The people of Europe would be at lunch already, eagerly awaiting the day’s American cargo so that business could carry on. Boston always started early. Then, as dusk gathered in Glasgow, La Rochelle and Lisbon, the postal guns of western Europe would clank and pop and hum into life, speeding their packages back towards Boston’s early afternoon.
The best times for the guns always seemed to be dawn and dusk, as if the whole network and the rotation of the Earth conspired to show off the blazing silver of each heavenward-pointing barrel.
I suppose it was pride, even narcissism, that brought me back to that place every morning. It was a thrill every time to see the pencil and paper of my designs translated into three dimensions, for while that paper had captured the power consumption, the launch velocities, the wind compensation; it could never have captured the beauty of the spires catching the dawn, and it could never have captured the elation of knowing that the future had become the present.
A sigh, and a half-hearted glance at my watch. The Central Post Office, itself a marble and glass cathedral to technology, awaited me. They told me that it had been a year already since the first railgun postal service began. Had I really sat and watched the dawn three hundred and sixty-five times? Spring had become Summer, Fall and Winter, and here we were again on another April day. I supposed that it must have been a year, though it seemed like a week and like a lifetime.

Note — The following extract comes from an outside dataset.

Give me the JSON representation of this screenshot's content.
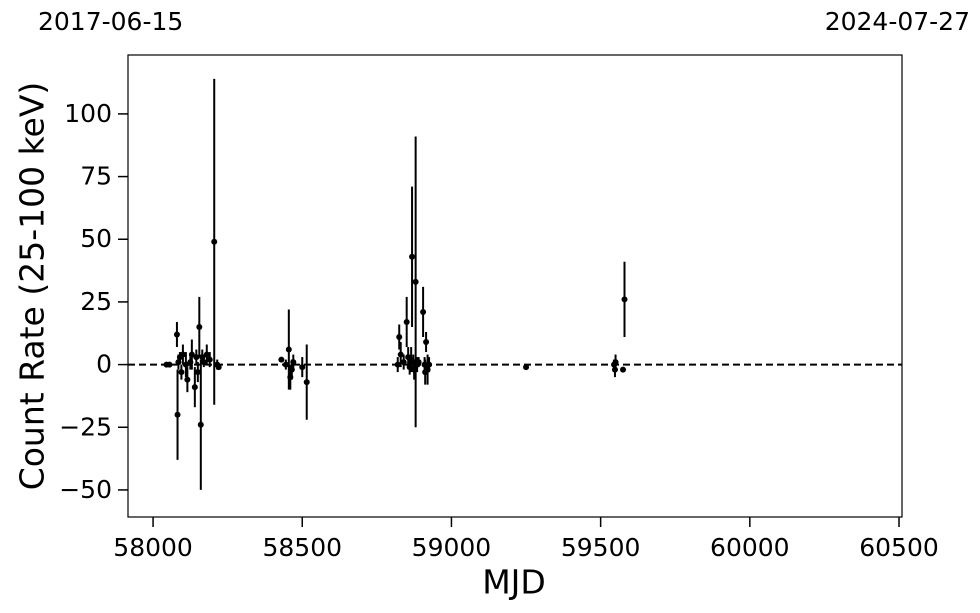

I felt as if I was one of the guns, then. So busy every day, yet standing tall as a monument to future generations; part of the fabric of the world, set apart from time.
A foot gingerly pressed onto the gas pedal lifted my car from where it had parked, and I swung it slowly around to face the city before putting my foot down more firmly. In a shower of dirt, then sand, then water, we shot out across the bay, toward the glass and chrome city that blazed in the morning light.